The term asbestos is a generic designation referring usually to six types of naturally occurring mineral fibers that are or have been commercially exploited. These fibers belong to two mineral groups: serpentines and amphiboles. The serpentine group contains a single asbestiform variety: chrysotile; five asbestiform varieties of amphiboles are known: anthophyllite asbestos, grunerite asbestos (amosite), riebeckite asbestos (crocidolite), tremolite asbestos, and actinolite asbestos. These fibrous minerals share several properties which qualify them as asbestiform fibers: they are found in bundles of fibers which can be easily separated from the host matrix or cleaved into thinner fibers; the fibers exhibit high tensile strengths, they show high length: diameter (aspect) ratios, from a minimum of 20 up to greater than 1000; they are sufficiently flexible to be spun; and macroscopically, they resemble organic fibers such as cellulose. Since asbestos fibers are all silicates, they exhibit several other common properties, such as incombustibility, thermal stability, resistance to biodegradation, chemical inertia toward most chemicals, and low electrical conductivity.
The term asbestos has traditionally been attributed only to those varieties that are commercially exploited. The industrial applications of asbestos fibers have now shifted almost exclusively to chrysotile. Two types of amphiboles, commonly designated as amosite and crocidolite are no longer mined. The other three amphibole varieties, anthophyllite asbestos, actinolite asbestos, and tremolite asbestos, have no significant industrial applications presently.
The microscopic and macroscopic properties of asbestos fibers stem from their intrinsic, and sometimes unique, crystalline features. As with all silicate minerals, the basic building blocks of asbestos fibers are the silicate tetrahedra which may occur as double chains (Si4O11)-6, as in the amphiboles, or in sheets (Si4O10)-4, as in chrysotile. In the case of chrysotile, an octahedral brucite layer having the formula (Mg6O4 (OH)8)-4 is intercalated between each silicate tetrahedra sheet. Asbestos fibers used in most industrial applications consist of aggregates of smaller units (fibrils).
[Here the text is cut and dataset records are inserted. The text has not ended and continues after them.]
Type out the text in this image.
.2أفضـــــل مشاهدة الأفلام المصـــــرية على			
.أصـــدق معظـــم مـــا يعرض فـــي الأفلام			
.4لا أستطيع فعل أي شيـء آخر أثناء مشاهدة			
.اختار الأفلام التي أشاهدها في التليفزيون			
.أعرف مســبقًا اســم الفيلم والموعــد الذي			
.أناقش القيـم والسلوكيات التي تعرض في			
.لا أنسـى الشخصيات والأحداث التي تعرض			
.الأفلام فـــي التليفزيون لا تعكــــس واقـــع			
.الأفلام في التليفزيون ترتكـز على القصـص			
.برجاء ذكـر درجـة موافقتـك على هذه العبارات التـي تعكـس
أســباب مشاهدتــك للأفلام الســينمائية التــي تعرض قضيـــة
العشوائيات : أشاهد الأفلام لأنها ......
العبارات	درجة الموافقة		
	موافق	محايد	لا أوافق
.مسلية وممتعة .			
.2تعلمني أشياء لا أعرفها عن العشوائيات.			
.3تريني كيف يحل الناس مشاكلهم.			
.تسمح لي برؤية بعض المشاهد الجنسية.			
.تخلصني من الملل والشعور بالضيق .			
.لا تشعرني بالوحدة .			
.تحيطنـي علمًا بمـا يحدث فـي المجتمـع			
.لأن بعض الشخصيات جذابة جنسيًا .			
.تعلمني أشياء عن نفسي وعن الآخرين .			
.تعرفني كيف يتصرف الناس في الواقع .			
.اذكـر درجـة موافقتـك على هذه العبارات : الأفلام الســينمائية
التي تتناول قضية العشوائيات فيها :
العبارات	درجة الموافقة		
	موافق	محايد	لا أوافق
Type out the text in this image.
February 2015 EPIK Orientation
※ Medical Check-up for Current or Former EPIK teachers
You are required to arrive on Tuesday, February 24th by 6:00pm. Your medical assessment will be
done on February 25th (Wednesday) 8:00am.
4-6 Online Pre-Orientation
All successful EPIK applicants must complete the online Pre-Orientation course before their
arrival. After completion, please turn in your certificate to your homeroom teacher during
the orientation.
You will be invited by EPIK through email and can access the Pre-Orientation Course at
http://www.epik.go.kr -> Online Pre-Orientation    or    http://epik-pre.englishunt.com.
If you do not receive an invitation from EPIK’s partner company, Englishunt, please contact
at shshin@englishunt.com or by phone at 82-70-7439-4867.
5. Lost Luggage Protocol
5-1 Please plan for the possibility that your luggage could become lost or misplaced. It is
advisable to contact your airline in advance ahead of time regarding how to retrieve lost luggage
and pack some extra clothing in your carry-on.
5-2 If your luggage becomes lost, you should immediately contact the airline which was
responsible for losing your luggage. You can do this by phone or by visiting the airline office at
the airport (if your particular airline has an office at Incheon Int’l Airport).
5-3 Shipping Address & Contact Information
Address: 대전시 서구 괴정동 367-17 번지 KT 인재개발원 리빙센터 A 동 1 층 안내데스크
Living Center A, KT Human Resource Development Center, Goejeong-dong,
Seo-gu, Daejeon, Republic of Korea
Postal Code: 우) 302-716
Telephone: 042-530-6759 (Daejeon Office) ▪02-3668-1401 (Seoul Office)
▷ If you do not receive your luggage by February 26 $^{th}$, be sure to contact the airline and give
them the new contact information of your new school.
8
This is most evident with chrysotile that exhibits an inherent, well-defined unit fiber.
The identification of asbestos fibers can be performed through morphological examination, together with specific analytical methods to obtain the mineral composition and/or structure. Morphological characterization in itself usually does not constitute a reliable identification criterion. Hence, microscopic examination methods and other analytical approaches are usually combined.
Most of the asbestos mining operations are of the open pit type, using bench drilling techniques. The fiber extraction (milling) process must be chosen so as to optimize recovery of the fibers in the ore, while minimizing reduction of fiber length. Dry milling operations are the most widely used. In the production, or industrial applications, of asbestos fibers, several parameters are considered critically important. The measurement of fiber length is important since the length determines the product category in which the fibers will be used and, to a large extent, their commercial value. The most widely accepted method for chrysotile fiber length characterization in the industry is the Quebec Standard test. A second industrially important fiber-length evaluation technique is the Bauer-McNett classification.